The chain rule is a fundamental concept in calculus used to find the derivative of a composite function. In simpler terms, when you have a function nested inside another function, the chain rule helps you take the derivative of that complex setup.
For example, consider the function given in the exercise:

• The function is expressed as a square root function: \(y = \sqrt{16 - x^2}\).

To find the derivative, you first identify the outer and inner functions. Here, the outer function is the square root operation, and the inner function is \(16 - x^2\).
Applying the chain rule involves these steps:

• Take the derivative of the outer function while keeping the inner function unchanged. This gives \(\frac{1}{2\sqrt{16-x^2}}\).
• Then, multiply by the derivative of the inner function \(-2x\).

The result is the derivative: \(f'(x) = -\frac{x}{\sqrt{16-x^2}}\). This derivative is crucial for finding the arc length as it leads to the integrand used in the formula.

Trigonometric substitution is a technique used in calculus to simplify the integration of expressions, especially those involving square roots. When encountering an expression like \(\sqrt{16 - x^2}\), trigonometric substitution is an excellent tool to make integration more straightforward.
Here's how it works:

• You substitute \(x = 4\sin(\theta)\) since the structure resembles the Pythagorean identity \(sin^2(\theta) + cos^2(\theta) = 1\).

Why choose \(4\sin(\theta)\)? Because you aim to leverage the identity \(16 - x^2 = 16(1 - \sin^2(\theta)) = 16\cos^2(\theta)\).
Upon substituting, you also need to change \(dx\):

• Differentiate \(x = 4\sin(\theta)\) to get \(dx = 4\cos(\theta)d\theta\).

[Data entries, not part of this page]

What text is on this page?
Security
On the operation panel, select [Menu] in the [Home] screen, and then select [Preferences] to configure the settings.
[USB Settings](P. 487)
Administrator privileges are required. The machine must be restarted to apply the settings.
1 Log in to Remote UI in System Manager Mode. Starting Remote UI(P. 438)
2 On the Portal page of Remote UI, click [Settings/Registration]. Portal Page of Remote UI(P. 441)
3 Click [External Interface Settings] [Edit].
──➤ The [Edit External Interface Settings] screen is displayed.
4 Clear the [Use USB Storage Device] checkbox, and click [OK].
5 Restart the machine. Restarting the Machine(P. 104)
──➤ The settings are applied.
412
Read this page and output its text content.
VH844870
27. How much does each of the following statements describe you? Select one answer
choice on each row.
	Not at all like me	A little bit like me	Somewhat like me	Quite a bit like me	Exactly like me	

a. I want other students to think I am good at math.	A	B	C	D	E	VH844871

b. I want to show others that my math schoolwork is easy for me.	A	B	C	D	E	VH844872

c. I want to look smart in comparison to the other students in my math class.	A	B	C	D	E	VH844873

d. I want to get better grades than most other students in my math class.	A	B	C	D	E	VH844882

This transforms the integral into a simpler form, \(L = \int_{0}^{\frac{\pi}{2}} 4 d\theta\), making it directly solvable and leading to the arc length of \(2\pi\). This substitution simplifies the problem significantly, showing just how useful this technique can be.

Integration plays a central role in finding arc lengths, as it allows you to calculate the total length along a curve by summing infinitesimally small parts. The arc length formula is given by:\[L = \int_{a}^{b} \sqrt{1 + [f'(x)]^2} \, dx\]With the function \(y=\sqrt{16-x^2}\) in our exercise, once you have the derivative, you incorporate it into this formula. After replacing \(f'(x)\) and simplifying, you arrive at an expression ready to be integrated.
In our step-by-step solution:

• We first manipulate \(1 + [f'(x)]^2\) to get \(\frac{16}{16-x^2}\).
• The problem became more manageable with trigonometric substitution, simplifying the integral \(\int \sqrt{\frac{16}{16-x^2}} dx\).

Transforming the variable via trigonometric substitution, the integral reduces to a basic trigonometric integral. The integration becomes straightforward, ultimately yielding an arc length of \(2\pi\). Regardless of the problem's complexity, integration techniques like these help solve it efficiently.